The Disorderly Knights
Page 47
Kate laughed. ‘Philippa picked it up from the big doctor—what’s his name? Bell? When he came by one day to see how she was doing. She swore he said you had gone to torment a child in order to get the woman to confess where the Kerr cattle were. And you know that’s Philippa’s.…’
‘Bête noire, I think, is the phrase,’ said Lymond. ‘She’s not far wrong, in a sense. I got the facts I wanted from the mother, all right, but I didn’t have to touch the child. Only told her that if she didn’t help me, I’d take the poor half-starved object to Edinburgh and have it brought up a douce, well-fed solid citizen. That put the fear of God into her all right.’ He shook his head. ‘Give up, Kate. Whatever you tell her, she’ll only believe now what she wants to believe.’
He pushed back his chair gently, and she rose. As he took her arm to walk out to the yard with her, she looked up and said, ‘Why is the March meeting so important? It is important, isn’t it?’

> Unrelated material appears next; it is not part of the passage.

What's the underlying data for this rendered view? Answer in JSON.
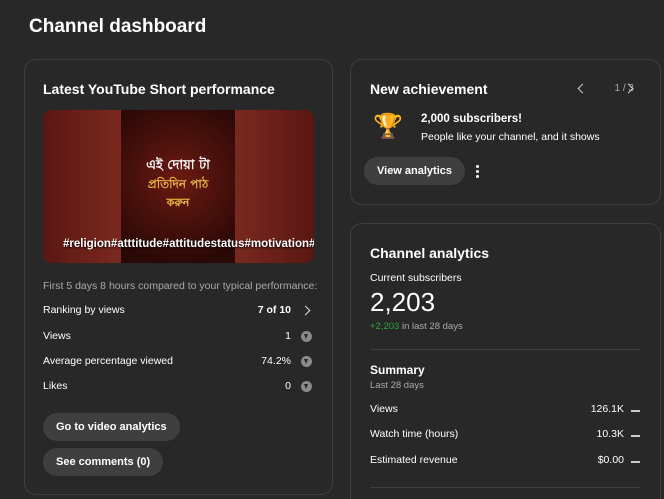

‘For three reasons,’ said Lymond. ‘First, because old Wat Scott of Buccleuch will be there, aching to provoke the bloodiest kind of battle with the Kerrs who, he thinks, murdered his son. Second, because the cream of the English northern command will be there, and for all our sakes we must impress them. And third, because someone thought it worth while to see that two separate messages, from the English Warden and from Tosh, my man watching Buccleuch, about this change of date didn’t reach us.’ Arrived at the doorway, he stopped and turned. ‘Kate Somerville, thank you. You did it against your will. But if you hadn’t let Jerott in to wake me.…’
‘Gabriel would have taken the command,’ said Kate gently. ‘Would that have been so terrible?’
‘Yes,’ said Lymond; and cold temper grated suddenly in his soft voice. ‘Yes, it would.’
*
That night at supper, Kate found her daughter poor company. And since, nerving herself for the reasoned exposition she was about to make, she had remarkably little appetite herself, the meal was funereal in the extreme, and she was quite thankful when Philippa said, out of the blue, ‘I didn’t stay in the kitchen.’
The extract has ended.